Se de um lado temos de enfrentar as conseqüências ameaçadoras desse aquecimento, de outro convivemos agradavelmente no nosso dia-a-dia com suas potenciais causas. Afinal, nós andamos de carro, ônibus ou avião, que consomem combustíveis. Petróleo também foi queimado para produzir o telefone, o computador, o aparelho de TV ou de som que usamos diariamente. Assim, direta ou indiretamente, colaboramos para o aumento da emissão de gases poluentes, que aceleram o chamado efeito estufa (
veja infográfico). 

Pequenas forças que causam mudanças 

A equipe do pesquisador James Hansen, da Nasa, a agência espacial norte-americana, calculou que a temperatura da Terra aumentou na proporção de quase 2 watts por metro quadrado. Sabendo que uma pequena lâmpada de árvore de Natal consome cerca de 1 watt, escreveu Hansen na revista Scientific American, podemos imaginar que o aquecimento global equivale à colocação de duas dessas lampadazinhas sobre cada metro quadrado da superfície terrestre, acesas dia e noite, gerando um calor quase imperceptível. Mas, advertiu ele, a história do clima terrestre revela que pequenas forças, mantidas por longo tempo, podem causar grandes mudanças climáticas. 

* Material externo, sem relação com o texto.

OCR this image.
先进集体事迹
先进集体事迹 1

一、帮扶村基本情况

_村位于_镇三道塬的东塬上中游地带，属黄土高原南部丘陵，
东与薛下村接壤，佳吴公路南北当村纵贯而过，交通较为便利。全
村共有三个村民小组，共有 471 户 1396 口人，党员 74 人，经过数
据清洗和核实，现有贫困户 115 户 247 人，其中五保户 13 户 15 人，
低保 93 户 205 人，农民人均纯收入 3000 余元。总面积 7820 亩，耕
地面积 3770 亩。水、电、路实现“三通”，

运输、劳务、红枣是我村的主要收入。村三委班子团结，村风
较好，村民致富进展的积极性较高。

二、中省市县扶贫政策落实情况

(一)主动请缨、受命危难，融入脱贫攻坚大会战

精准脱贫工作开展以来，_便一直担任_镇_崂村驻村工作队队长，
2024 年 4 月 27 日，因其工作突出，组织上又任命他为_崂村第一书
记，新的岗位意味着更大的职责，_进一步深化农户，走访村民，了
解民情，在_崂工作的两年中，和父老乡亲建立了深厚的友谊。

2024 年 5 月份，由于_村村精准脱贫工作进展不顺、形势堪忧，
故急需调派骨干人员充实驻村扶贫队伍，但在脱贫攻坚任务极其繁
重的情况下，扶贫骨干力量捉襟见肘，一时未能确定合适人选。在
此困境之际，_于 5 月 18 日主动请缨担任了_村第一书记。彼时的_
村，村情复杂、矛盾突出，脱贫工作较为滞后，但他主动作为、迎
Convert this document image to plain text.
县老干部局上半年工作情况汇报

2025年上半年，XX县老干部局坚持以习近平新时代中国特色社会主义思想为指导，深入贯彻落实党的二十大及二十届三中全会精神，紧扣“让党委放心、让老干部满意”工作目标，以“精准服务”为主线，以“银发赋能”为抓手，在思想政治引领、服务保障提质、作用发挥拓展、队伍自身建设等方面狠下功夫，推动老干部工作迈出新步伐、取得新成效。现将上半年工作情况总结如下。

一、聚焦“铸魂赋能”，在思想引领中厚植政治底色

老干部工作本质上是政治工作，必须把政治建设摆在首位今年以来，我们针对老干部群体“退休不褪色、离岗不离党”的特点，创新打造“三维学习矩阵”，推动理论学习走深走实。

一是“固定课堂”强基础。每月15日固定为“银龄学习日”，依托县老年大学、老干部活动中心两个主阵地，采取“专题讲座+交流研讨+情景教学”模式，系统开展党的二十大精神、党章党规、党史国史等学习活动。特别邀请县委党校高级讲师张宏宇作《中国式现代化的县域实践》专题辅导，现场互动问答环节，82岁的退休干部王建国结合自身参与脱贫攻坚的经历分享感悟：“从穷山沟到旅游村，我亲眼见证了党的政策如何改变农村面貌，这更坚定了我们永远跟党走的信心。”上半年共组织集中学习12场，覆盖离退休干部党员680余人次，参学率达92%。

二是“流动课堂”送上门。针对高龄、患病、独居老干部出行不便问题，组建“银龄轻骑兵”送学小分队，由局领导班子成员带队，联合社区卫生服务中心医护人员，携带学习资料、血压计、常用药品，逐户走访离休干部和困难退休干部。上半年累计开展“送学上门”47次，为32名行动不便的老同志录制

Não foi por acaso que esquentaram as discussões sobre o aquecimento global: na última década, uma média de 210 milhões de pessoas por ano foram vítimas de catástrofes causadas por fenômenos naturais associados ao clima, como ondas de calor, enchentes, incêndios florestais, furacões, tornados e ciclones, revelou a Organização Meteorológica Mundial. O prejuízo anual causado por esses desastres chegou perto de 40 bilhões de dólares, e 98% da população atingida vive em países em desenvolvimento. 

Os perigos do aumento da temperatura 

Ainda há muitas divergências sobre as previsões de transformação do clima e as causas do aquecimento global, mas alguns números merecem destaque. Dados do Painel Intergovernamental sobre Mudança Climática (IPCC), da Organização das Nações Unidas (ONU), mostram que a temperatura global aumentou em média 0,6 grau Celsius ao longo do século 20 e que a maior parte desse aumento, 0,5 grau, ocorreu após 1950, sendo que os anos 1990 foram os mais quentes de toda a história. 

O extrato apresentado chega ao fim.